La regione francese nota per i suoi vini cattura con la forza della natura e l’impronta dei resti storici che punteggiano il paesaggio. Il pullman si inoltra per chilometri e chilometri di strade di campagna: piccoli ma ben tenuti paesetti si alternano a dolci colline dove sono coltivati con cura migliaia di vigneti. Tra le case coi tetti a coppi e mura di vecchia ocra cotta, pascola qualche cavallo.
Nel 1500 i confini della Borgogna comprendevano le Fiandre, i Paesi Bassi, la Francia Contea, l’Alsazia e parte della Lorena. La regione situata a cavallo di due grandi fiumi francesi, la Saona e la Loira, è stata fin da tempi antichi punto di incontro tra differenti civiltà: una sintesi fatta di storia, buon senso del vivere, gusto del mangiare e bere bene.
Proprio per la mitezza del clima, la scarsa densità abitativa, la bellezza della natura, gruppi di monaci a partire dall’anno mille diedero vita ad una impressionante fioritura di abbazie e annesse chiese: molte non hanno resistito alla furia anticlericale della Rivoluzione francese, altre sono invece ancora visitabili.
Il monastero più famoso è quello di Cluny, vero prototipo del cenobio medioevale. Oggi purtroppo dell’edificio rimane soltanto il braccio meridionale del transetto maggiore: un frammento imponente di 32 metri sovrastato da un possente campanile ottagonale che si leva per 62 metri e fiancheggiato da un più modesto campanile quadrato. Eppure per molti secoli Cluny fu un punto di riferimento per tutta l’Europa cristiana tanto da far scrivere a Papa Gregorio VII intorno al 1080 «ho visto il paradiso irrorato dai quattro fiumi del Vangelo». Nel suo periodo di massimo splendore si stima che nelle varie comunità che dipendevano da Cluny vivessero circa diecimila monaci.

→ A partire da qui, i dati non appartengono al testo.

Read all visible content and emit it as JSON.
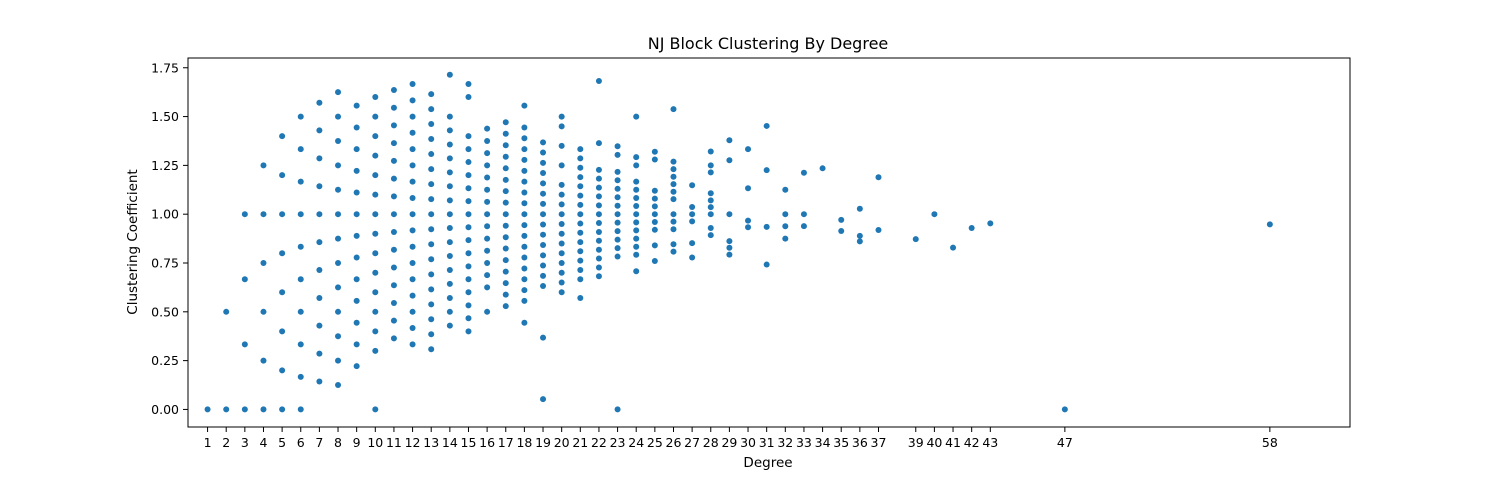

Altra meta irrinunciabile a duecento chilometri di distanza da Cluny ma lungo la via del pellegrinaggio dalla Francia a Santiago di Compostela è la Basilica di Vezelay. Davanti ad una spianata spazzata dal vento dietro le pianure dell’Ile-de-France si erge, su quella che è definita “la collina eterna”, l’edificio che contiene le reliquie di Maria Maddalena. Sul portale di pietra rosa di Lacrost, illuminata dalla luce del tramonto dove nei secoli si sono piante tante lacrime di penitenza, siede in maestà il Cristo dalle cui mani escono i raggi della Pentecoste.
Qui a farla da padrone sono i capitelli: centodiciotto disseminati su altrettante colonne che costituivano per i pellegrini medioevali una vera e propria Bibbia illustrata che spazia dalla storia di Isacco a quella di San Giovanni Battista, da Adamo ed Eva alla parabola di Lazzaro e il ricco Epulone. Commovente il capitello sul suicidio di Giuda, citato da Papa Francesco nel 2016 in un incontro con i sacerdoti della Diocesi di Roma: nella parte a sinistra il volto straziato dell’apostolo che si impicca, a destra un Gesù Buon Pastore che se lo carica sulle spalle.
Manca lo spazio per soffermarsi sulle altre tappe del tour: Annecy, Tournus, Hautecombe, ma una costante salta all’occhio. Quando si contemplano queste grandi chiese romaniche nasce inevitabile una certa malinconia. La fede che le innalzò sembra oggi, il più delle volte, spenta. E le grandiose mura freddi sepolcri vuoti. Ma là dove piccole comunità cristiane decidono di tornare a vivere in quei luoghi, tutto rinasce. È il caso della Fraternità Monastica di Gerusalemme a Vezelay o del “Chemin Neuf” a Hautecombe dove si organizzano esercizi spirituali, accoglienza, animazione delle liturgia. Allora anche a distanza di secoli l’acqua torna a sgorgare e le pietre a cantare.
Buone vacanze!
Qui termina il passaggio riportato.